For types that implement the Copy trait, like i32, the values are copied into the hash map. For owned values like String, the values will be moved and the hash map will be the owner of those values

   use std::collections::HashMap;

    let field_name = String::from("Favorite color");
    let field_value = String::from("Blue");

    let mut map = HashMap::new();
    map.insert(field_name, field_value);
    // field_name and field_value are invalid at this point, try using them and
    // see what compiler error you get!

If we insert references to values into the hash map, the values won’t be moved into the hash map. The values that the references point to must be valid for at least as long as the hash map is valid.

Updating

Although the number of key and value pairs is growable, each unique key can only have one value associated with it at a time (but not vice versa).

If we insert a key and a value into a hash map and then insert that same key with a different value, the value associated with that key will be replaced.

It’s common to check whether a particular key already exists in the hash map with a value and then to take the following actions: if the key does exist in the hash map, the existing value should remain the way it is; if the key doesn’t exist, insert it and a value for it. Hash maps have a special API for this called entry that takes the key you want to check as a parameter. The return value of the entry method is an enum called Entry that represents a value that might or might not exist.

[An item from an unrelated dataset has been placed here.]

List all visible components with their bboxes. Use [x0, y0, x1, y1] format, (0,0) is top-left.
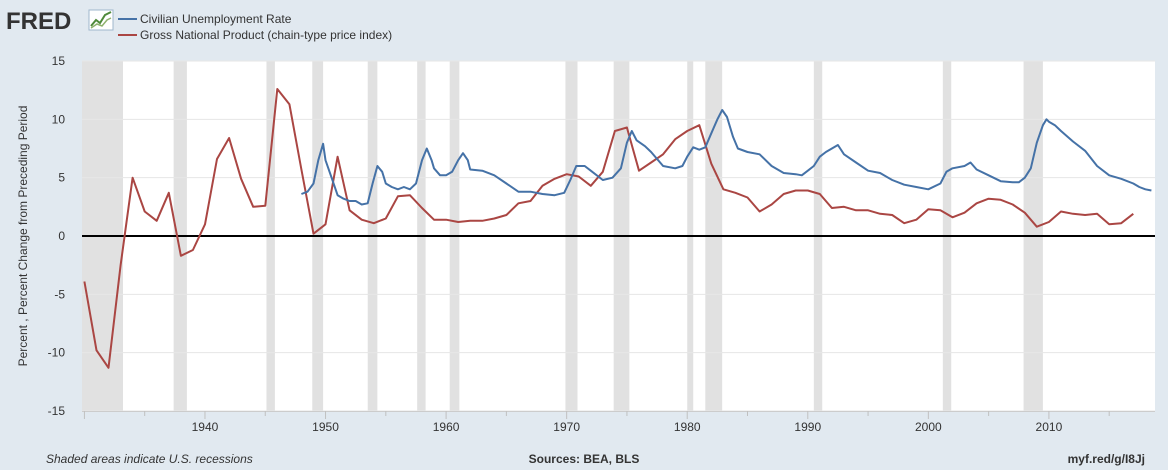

    use std::collections::HashMap;

    let mut scores = HashMap::new();
    scores.insert(String::from("Blue"), 10);

    scores.entry(String::from("Yellow")).or_insert(50);
    scores.entry(String::from("Blue")).or_insert(50);

    println!("{scores:?}");

The or_insert method on Entry is defined to return a mutable reference to the value for the corresponding Entry key if that key exists, and if not, it inserts the parameter as the new value for this key and returns a mutable reference to the new value.

Another common use case for hash maps is to look up a key’s value and then update it based on the old value.

    use std::collections::HashMap;

    let text = "hello world wonderful world";

    let mut map = HashMap::new();

    for word in text.split_whitespace() {
        let count = map.entry(word).or_insert(0);
        *count += 1;
    }

    println!("{map:?}");

Note that iterating over a hash map happens in an arbitrary order.

The split_whitespace method returns an iterator over subslices, separated by whitespace, of the value in text. The or_insert method returns a mutable reference (&mut V) to the value for the specified key. Here, we store that mutable reference in the count variable, so in order to assign to that value, we must first dereference count using the asterisk (*). The mutable reference goes out of scope at the end of the for loop, so all of these changes are safe and allowed by the borrowing rules.

By default, HashMap uses a hashing function called SipHash that can provide resistance to denial-of-service (DoS) attacks involving hash tables. This is not the fastest hashing algorithm available, but the trade-off for better security that comes with the drop in performance is worth it. Other hashing functions are possible.